Henry Ford is quoted as saying: "Life is a series of experiences, each one of which makes us bigger, even though sometimes it is hard to realize this. For the world was built to develop character, and we must learn that setbacks and griefs which we endure help us in our marching onward."
Growing, and especially rapid personal growth, is rarely a comfortable or easy experience (I'm speaking from lots of personal experience here!). However, if we persevere with our struggle (often largely with ourselves) and find a way to come out at the other end of the dark tunnel, we have learned what we were meant to and may find ourselves in a wonderful new place -- the tunnel led to a gorgeous, green valley, more beautiful than we could ever have imagined.
When there are struggles, challenges or issues in our lives; when things are not working out the way we would like; when obstacles arise; relationships falter or breakdown; disasters occur and all the other minor and major challenges that face us daily, in order to overcome them, to change our circumstances, we are forced to grow, to become "bigger," as Mr. Ford said.
A mentor of mine gave me an interesting perspective once as I was dealing with yet another challenge (I must be a very big person by now). He suggested that I be very grateful to the person who was the source of my dilemma. "Why grateful," I ask, thinking about the lost sleep, soul searching, fear and hard work that was occurring.

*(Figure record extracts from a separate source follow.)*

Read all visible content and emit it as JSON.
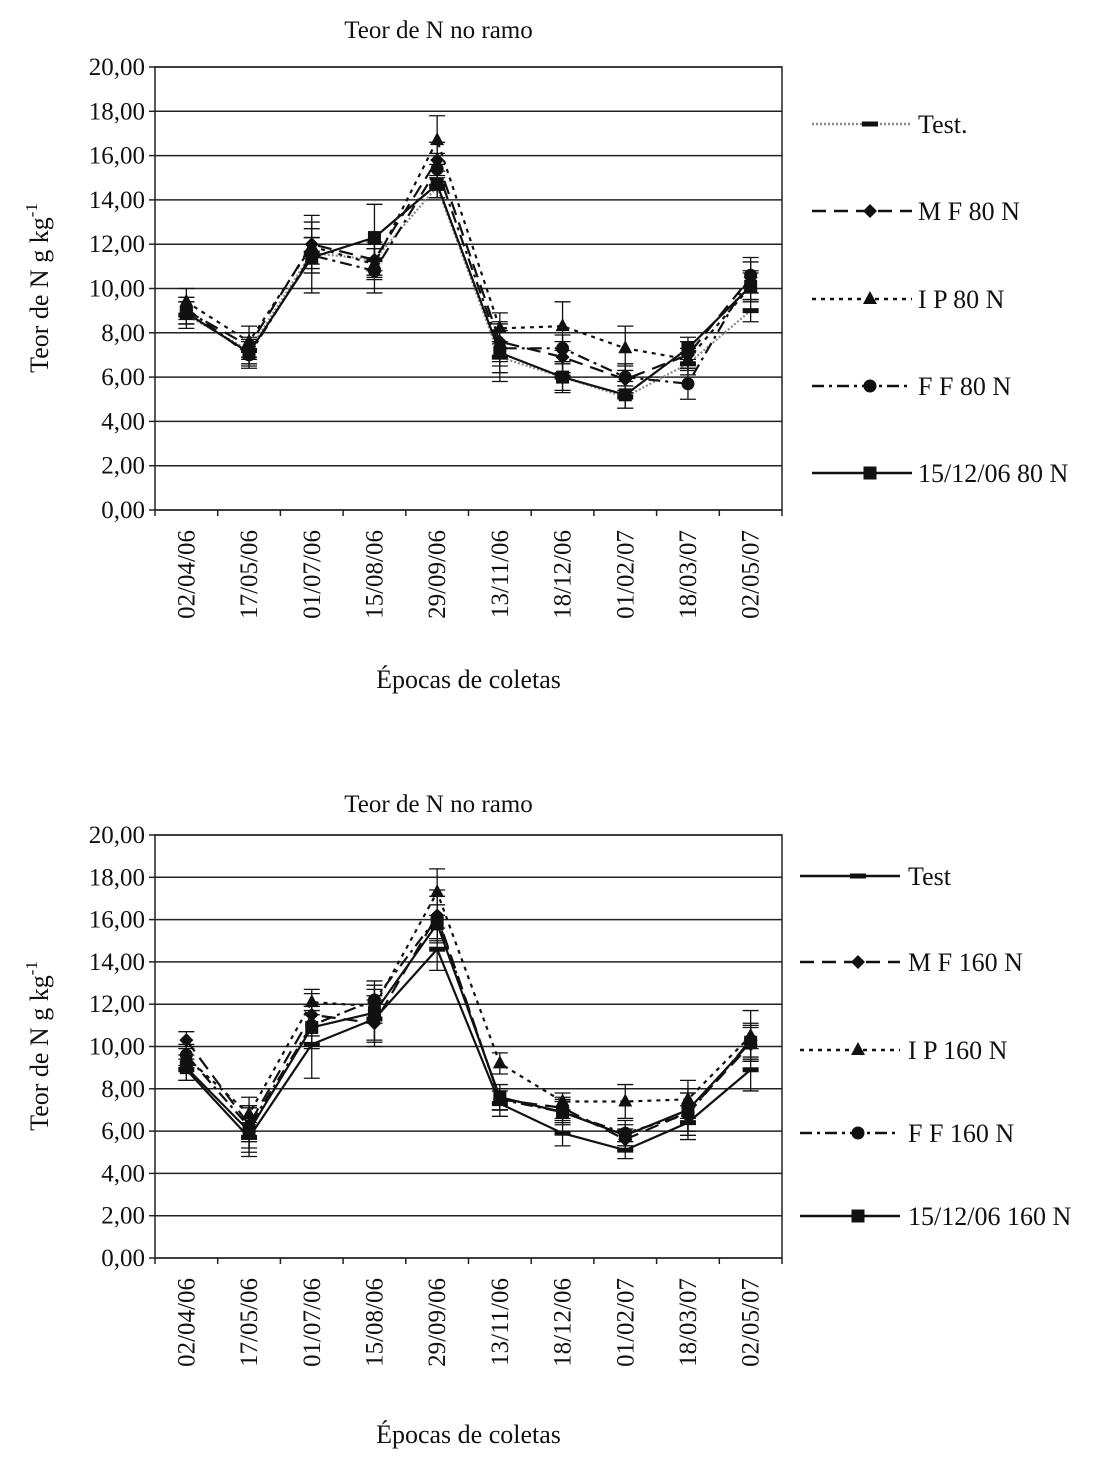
{
  "chart_data": [
    {
      "type": "line",
      "title": "Teor de N no ramo",
      "xlabel": "Épocas de coletas",
      "ylabel": "Teor de N g kg",
      "ylabel_sup": "-1",
      "ylim": [
        0,
        20
      ],
      "yticks": [
        "0,00",
        "2,00",
        "4,00",
        "6,00",
        "8,00",
        "10,00",
        "12,00",
        "14,00",
        "16,00",
        "18,00",
        "20,00"
      ],
      "grid": true,
      "legend_position": "right",
      "categories": [
        "02/04/06",
        "17/05/06",
        "01/07/06",
        "15/08/06",
        "29/09/06",
        "13/11/06",
        "18/12/06",
        "01/02/07",
        "18/03/07",
        "02/05/07"
      ],
      "series": [
        {
          "name": "Test.",
          "marker": "dash",
          "line": "dotted-gray",
          "values": [
            8.8,
            7.2,
            11.6,
            11.3,
            14.6,
            6.9,
            6.0,
            5.1,
            6.6,
            9.0
          ],
          "errors": [
            0.6,
            0.6,
            0.7,
            0.7,
            0.5,
            0.7,
            0.6,
            0.5,
            0.5,
            0.5
          ]
        },
        {
          "name": "M F 80 N",
          "marker": "diamond",
          "line": "dashed",
          "values": [
            9.0,
            7.4,
            12.0,
            11.3,
            15.8,
            7.6,
            6.9,
            5.9,
            7.0,
            10.5
          ],
          "errors": [
            0.6,
            0.6,
            1.3,
            0.8,
            0.8,
            0.9,
            0.7,
            0.6,
            0.6,
            0.7
          ]
        },
        {
          "name": "I P 80 N",
          "marker": "triangle",
          "line": "dotted",
          "values": [
            9.4,
            7.6,
            11.9,
            11.1,
            16.7,
            8.2,
            8.3,
            7.3,
            6.8,
            10.1
          ],
          "errors": [
            0.6,
            0.7,
            0.8,
            0.7,
            1.1,
            0.7,
            1.1,
            1.0,
            0.5,
            0.6
          ]
        },
        {
          "name": "F F 80 N",
          "marker": "circle",
          "line": "dash-dot",
          "values": [
            9.1,
            7.0,
            11.5,
            10.8,
            15.4,
            7.3,
            7.3,
            6.0,
            5.7,
            10.6
          ],
          "errors": [
            0.5,
            0.6,
            0.8,
            1.0,
            0.7,
            0.8,
            0.6,
            0.6,
            0.7,
            0.8
          ]
        },
        {
          "name": "15/12/06 80 N",
          "marker": "square",
          "line": "solid",
          "values": [
            8.9,
            7.1,
            11.4,
            12.3,
            14.7,
            7.1,
            6.0,
            5.2,
            7.3,
            10.1
          ],
          "errors": [
            0.5,
            0.6,
            1.6,
            1.5,
            0.6,
            1.3,
            0.7,
            0.6,
            0.5,
            0.7
          ]
        }
      ]
    },
    {
      "type": "line",
      "title": "Teor de N no ramo",
      "xlabel": "Épocas de coletas",
      "ylabel": "Teor de N g kg",
      "ylabel_sup": "-1",
      "ylim": [
        0,
        20
      ],
      "yticks": [
        "0,00",
        "2,00",
        "4,00",
        "6,00",
        "8,00",
        "10,00",
        "12,00",
        "14,00",
        "16,00",
        "18,00",
        "20,00"
      ],
      "grid": true,
      "legend_position": "right",
      "categories": [
        "02/04/06",
        "17/05/06",
        "01/07/06",
        "15/08/06",
        "29/09/06",
        "13/11/06",
        "18/12/06",
        "01/02/07",
        "18/03/07",
        "02/05/07"
      ],
      "series": [
        {
          "name": "Test",
          "marker": "dash",
          "line": "solid",
          "values": [
            8.9,
            5.7,
            10.1,
            11.3,
            14.6,
            7.3,
            5.9,
            5.1,
            6.4,
            8.9
          ],
          "errors": [
            0.5,
            0.7,
            1.6,
            1.1,
            1.0,
            0.6,
            0.6,
            0.4,
            0.8,
            1.0
          ]
        },
        {
          "name": "M F 160 N",
          "marker": "diamond",
          "line": "dashed",
          "values": [
            10.3,
            6.3,
            11.5,
            11.1,
            16.2,
            7.5,
            7.1,
            5.6,
            6.9,
            10.1
          ],
          "errors": [
            0.4,
            0.8,
            1.0,
            1.1,
            1.2,
            0.5,
            0.5,
            0.5,
            0.9,
            0.8
          ]
        },
        {
          "name": "I P 160 N",
          "marker": "triangle",
          "line": "dotted",
          "values": [
            9.5,
            6.8,
            12.1,
            11.9,
            17.3,
            9.2,
            7.4,
            7.4,
            7.5,
            10.5
          ],
          "errors": [
            0.5,
            0.8,
            0.6,
            0.8,
            1.1,
            0.5,
            0.4,
            0.8,
            0.9,
            1.2
          ]
        },
        {
          "name": "F F 160  N",
          "marker": "circle",
          "line": "dash-dot",
          "values": [
            9.6,
            6.2,
            11.0,
            12.2,
            16.1,
            7.5,
            6.9,
            5.9,
            6.8,
            10.3
          ],
          "errors": [
            0.5,
            1.0,
            0.9,
            0.9,
            1.0,
            0.5,
            0.5,
            0.6,
            1.0,
            0.8
          ]
        },
        {
          "name": "15/12/06  160 N",
          "marker": "square",
          "line": "solid",
          "values": [
            9.0,
            6.0,
            10.9,
            11.6,
            15.8,
            7.6,
            6.9,
            5.8,
            7.0,
            10.2
          ],
          "errors": [
            0.6,
            1.2,
            1.0,
            1.3,
            0.9,
            0.6,
            0.6,
            0.5,
            1.0,
            0.8
          ]
        }
      ]
    }
  ]
}
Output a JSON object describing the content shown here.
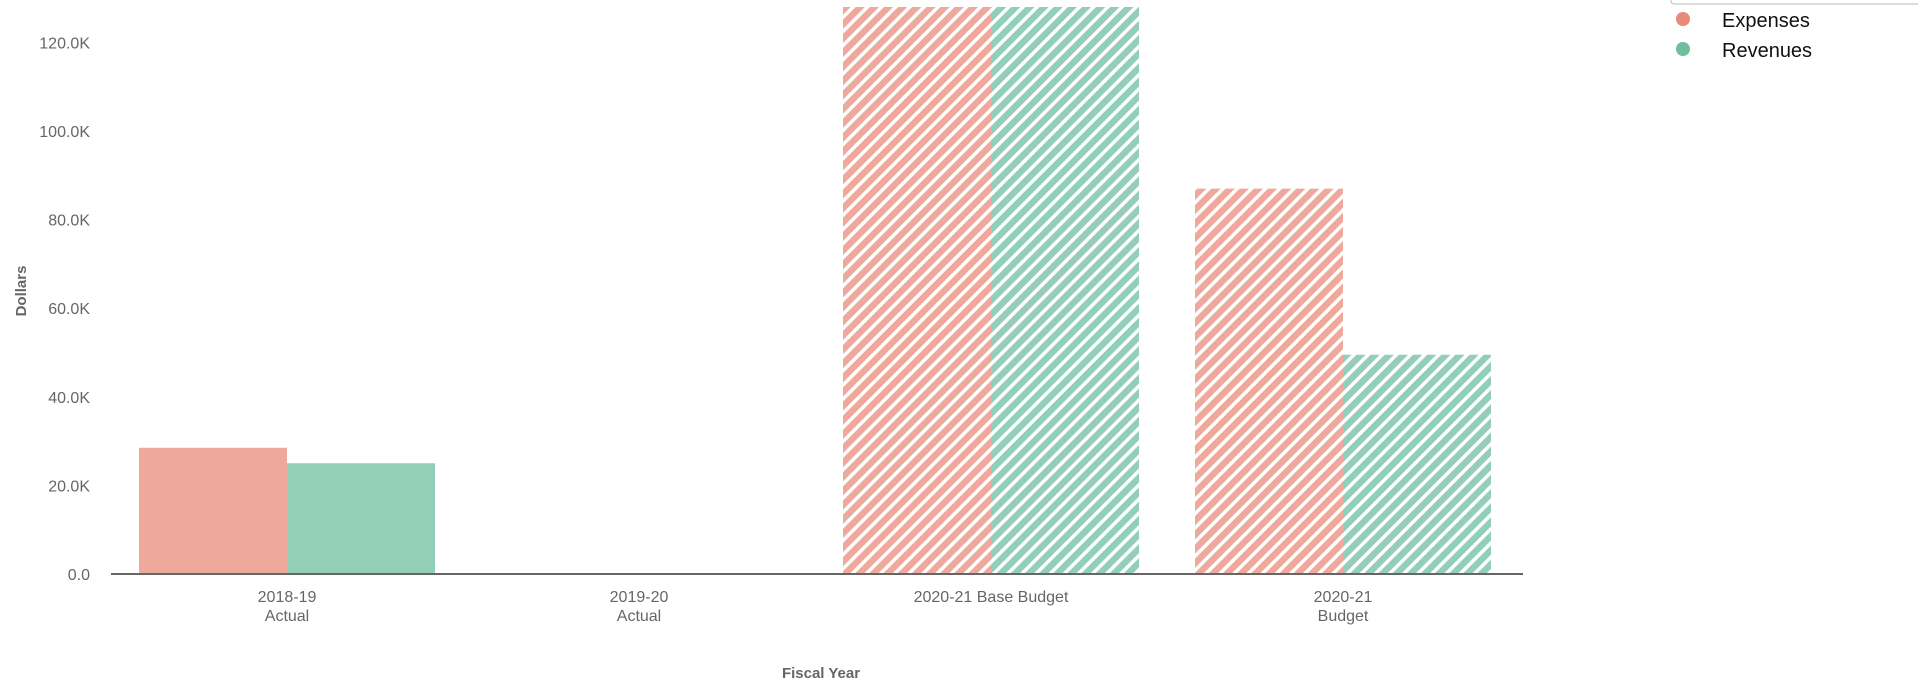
{
  "chart_data": {
    "type": "bar",
    "categories": [
      [
        "2018-19",
        "Actual"
      ],
      [
        "2019-20",
        "Actual"
      ],
      [
        "2020-21 Base Budget"
      ],
      [
        "2020-21",
        "Budget"
      ]
    ],
    "hatched_categories": [
      false,
      false,
      true,
      true
    ],
    "series": [
      {
        "name": "Expenses",
        "color": "#eea99c",
        "legend_color": "#e8897a",
        "values": [
          28500,
          0,
          128000,
          87000
        ]
      },
      {
        "name": "Revenues",
        "color": "#93ceb9",
        "legend_color": "#6fbf9f",
        "values": [
          25000,
          0,
          128000,
          49500
        ]
      }
    ],
    "xlabel": "Fiscal Year",
    "ylabel": "Dollars",
    "ylim": [
      0,
      128000
    ],
    "yticks": [
      {
        "value": 0,
        "label": "0.0"
      },
      {
        "value": 20000,
        "label": "20.0K"
      },
      {
        "value": 40000,
        "label": "40.0K"
      },
      {
        "value": 60000,
        "label": "60.0K"
      },
      {
        "value": 80000,
        "label": "80.0K"
      },
      {
        "value": 100000,
        "label": "100.0K"
      },
      {
        "value": 120000,
        "label": "120.0K"
      }
    ],
    "grid": false,
    "legend_position": "top-right"
  }
}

He suggested that it was as if God had decided that I was capable of more, more joy, more satisfaction, more giving, more growth; it was time to offer me an opportunity to "be bigger," and that he had given me a gift to help me. And of course that gift was the person triggering the above lost sleep etc. In fact, my mentor said, "Think about the words 'the present.' A present is a gift. The present, what's happening to you right now, is a gift from this person (and/or God)."
Well, of course, this concept took some time to filter through my beliefs; I wondered if this was new age "woo woo" stuff; if it was just a cop out (NO -- there's too much hard work involved for it to be a cop out); and the idea of being grateful for pain took some work!
Live in the Present
However, it now makes sense to me. I like the idea that the present is a gift. Living in the present, no matter how challenging, is always more rewarding than wallowing in the past or being terrified of something in the future. And if we manage to conquer the challenge, inevitably we are presented with a "gift" of some sort -- a new relationship; new job; new opportunity; new life.
And then I thought that if I wasn't growing during my life (not just physically), I would probably be very bored in nanoseconds! Recall that old saying -- I forget who originally said it -- "if you're green, you grow, if you're ripe, you rot!" The day we think we know it all, we've done it all is the day we start to rot. We lose our zest for living.
Here is another quote that I think you will agree is relevant:
"The world is round, and the place which may seem like the end, may also be only the beginning." -- Ivy Baker Priest, a former U.S. treasurer who must have been a very wise woman.